室谷 はい。だから自分の中でまだ全然やり方が見えていなくて。

辻山 でも、そういう室谷さんの「旅」が始まったと思えばいいんじゃないですか。今は行き先が見えてないかもしれませんが、いろんな方のお話を聞きながら、道ができていったらいいですね。

室谷 ありがとうございます。「兼業生活」という言葉を聞いたとき、辻山さんはどんなふうに感じましたか。

辻山 私にも近い問題意識はあります。例えば、今、会社に勤めている人たちが幸せそうなのかといったら、こちらの勝手な見方かもしれないけれど、あまりそうは見えません。もっと暮らしのことに力を入れようよと発信すると、「いや、食うためには金がいるでしょう」と冷笑的な言葉が飛んできたりもします。たしかに、その両者には断絶がありますね。

でも本来、仕事は暮らしの一部なはずで、分かれていること自体がおかしい。「仕事はお金を稼ぐ手段。9時から17時までは自分を切り売りしている」とスパッと言われると、答えに窮してしまいます。おそらくその働き方はどこかで無理をしているだろうし、ストレスになっているのではないでしょうか。

その人の情緒、精神に近いところに仕事があって、働いて自分や家族を養い、その力を高めていく。そうやって生きることと働くことが重なっている状態が、あるべき姿ではないかと思います。それが今のような世の中になって離れてきた時に、じゃあどうしたらいいんだろうと考えるのは、ふつうのことだと思いますよ。

室谷 原因は個人に資するというより、システムの問題が大きいと思うんですね。大企業の寡占化が進んで、そこで働く人が増えているので。そうすると経営者と働く人が離れてしまって……。

辻山 人が数字になっていく。

室谷 ええ。経営者にとって、働く人が増えれば増えるほど、1人1人の顔が見えづらくなります。だからシステムの問題でもあって、じゃあそのシステムはどこから来ているのか、組織で何が起きているのか、いろんな視点があるんですが。まずは実感を得るために、暮らしと仕事が近いことを実現できている人にお話を聞いてみたいなと思いました。

『本屋、はじめました』には、辻山さんがどうやって仕事を通して自分をつくって来たかが、具体的に書いてありました。中でも、この1節は本当にすばらしいです。

だからこそ個人として生きる活路は、誰にでも簡単にはできない技術を高め、世間一般のシステムからは、外に抜け出すことにある。それには自らの本質に根ざした仕事を研ぎ澄ませるしかなく、それを徹底することで、一度消費されて終わりではない、息が長い仕事を続けていけるのだと思う。
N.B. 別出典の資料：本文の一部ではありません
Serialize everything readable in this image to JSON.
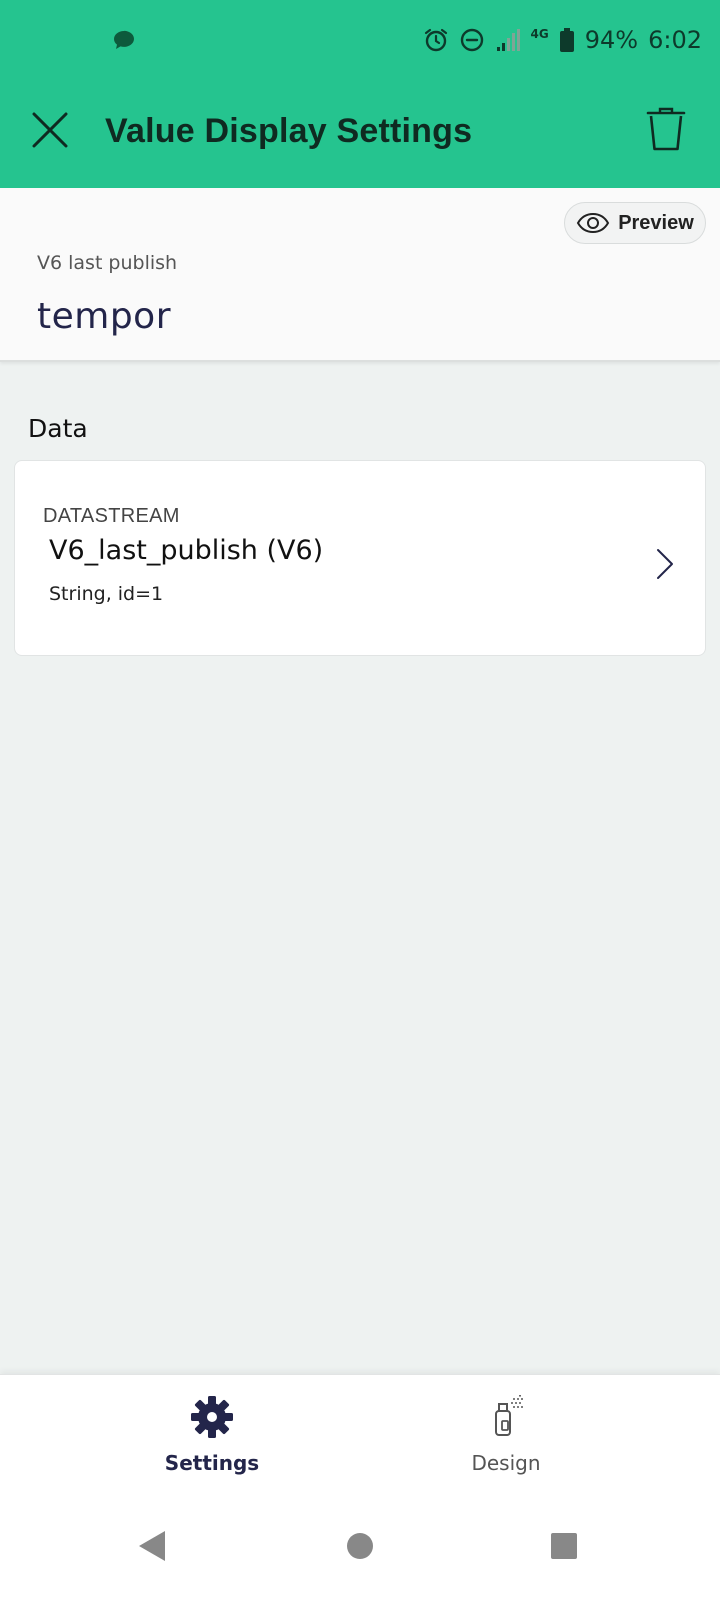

『本屋、はじめました 新刊書店Titleの冒険』増補版・ちくま文庫p241~242より引用

私は、仕事というのは雇い主のものでも、顧客のものでもなく、「自分のもの」であってほしいと思っています。ご著書からは辻山さんが仕事を「自分のもの」として育てて来たことが伝わってきました。

例えば、学生時代に何十種類ものアルバイトをした中で、とりわけ児童書出版社のこぐま社が自分にフィットした。そこから就職を考えたときに、「本のある空間が好きだ」と思い至ったという経緯が出てますね。出版関係なら、華やかな編集者の方がかっこいいなとか思う人もいそうだけど、そういうことより自分の感覚を優先しています。

辻山 そう言われると、大学の同級生は割と大手企業とか、華やかなところに就職していましたね。

室谷 早稲田の政経ですもんね。

辻山 だから私のような進路の決め方をする人はあまりいなかった記憶があります。多分その頃から、考え方はあまり変わってないですね。どうしたら自分がそのままでいられるかというのを、明文化しなくても、ずっと考えてきたように思います。こぐま社のアルバイトについては、少し前に「本屋の時間」という連載にも書きました。他のアルバイトはあまり続かなかったけど、この倉庫作業はなぜか続いたんです。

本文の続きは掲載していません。